Полковник Сутырин отключился.
5.
Рябоконь беспокойно выгуливался по "предбаннику", с раздражением вслушиваясь в нескончаемое журчание из-за прикрытой двери внутреннего кабинета. В кабинете этом Виталий Мороз допрашивал нервного, верткого человечка – заведующего Первым складом КБО Аристарха Богуна. Допрашивал, что называется, на совесть: иногда подсаживался к Богуну, и тогда голос его звучал доверительно и сочувственно. Потом, когда малюсенькая и острая, будто спичечная, головка Богуна склонялась так низко над столом, что жидкие жирные волосы начинали салить стекло, Мороз вскакивал и с видом окончательной решимости вскрикивал: "Довольно с меня! Если вы окончательно решили сесть в тюрьму, так чего я-то стараюсь, отговариваю!?".
От периодических этих вскриков Богун терялся, вздрагивал панически, смотрел умоляюще и…молчал. Мороз с надеждой вслушивался в это молчание – не дозрел ли? После чего вздыхал как человек, дивящийся мере своего терпения. И – все начиналось сызнова.
" Слишком много сам трепется. А надо подследственного разговорить. Тогда и "расколется", – привычно отмечал про себя Рябоконь, но не вмешивался.
По большому счету, плевать ему было и на потуги Мороза, и на ворованные тыщи Богуна, а, пожалуй, и на тех, кого Богун щуплыми своими плечиками пытается огородить. Потому что имя им – легион, и игры эти давно обрыдли старшему оперуполномоченному ОБХСС, живущему ожиданием "дембеля".
Из головы его не выходил Лисицкий.

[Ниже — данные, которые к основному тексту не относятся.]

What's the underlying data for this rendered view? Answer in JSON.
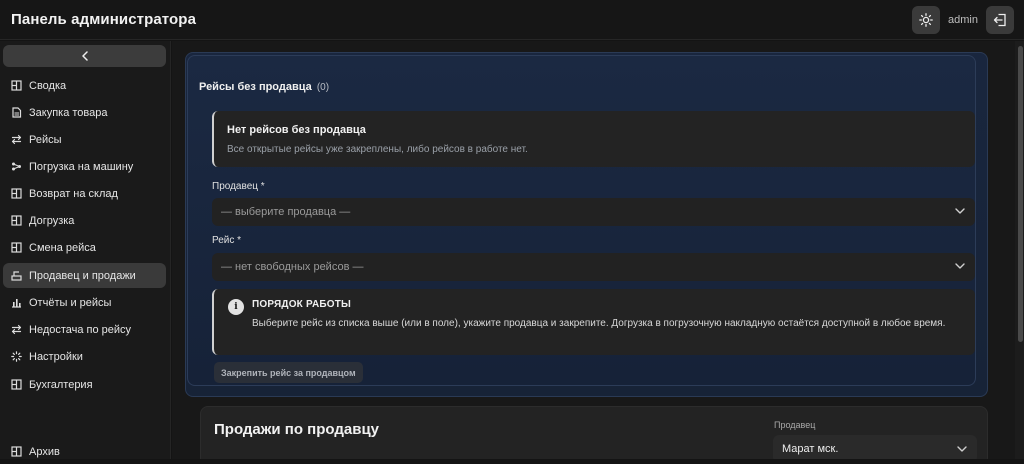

Два часа назад, когда только завезли свеженького, дерзящего еще Богуна, раздался звонок. Звонил "Грачик" – самый никудышный из агентов Лисицкого, – Рябоконь давно различал их всех по голосам. Но в этот раз сообщил, видно, что-то дельное, потому что, бросив слегка ощипанную жертву Морозу, Лисицкий выскочил на улицу. А еще через полчаса в отсек заглянул Марешко и с видом чрезвычайно огорченным сообщил: только-де позвонил начальник УБХСС области. Дело у Тальвинского забирают в областной аппарат. Поэтому всякую работу приказано приостановить, а собранные материалы положить на стол руководству.
Вот с того времени и не выходит из головы Рябоконя исчезнувший непредсказуемый "корешок". "Ведь знает же, что по краю ходим. Так нет, опять вяжется", – в какой раз бессильно выругался он.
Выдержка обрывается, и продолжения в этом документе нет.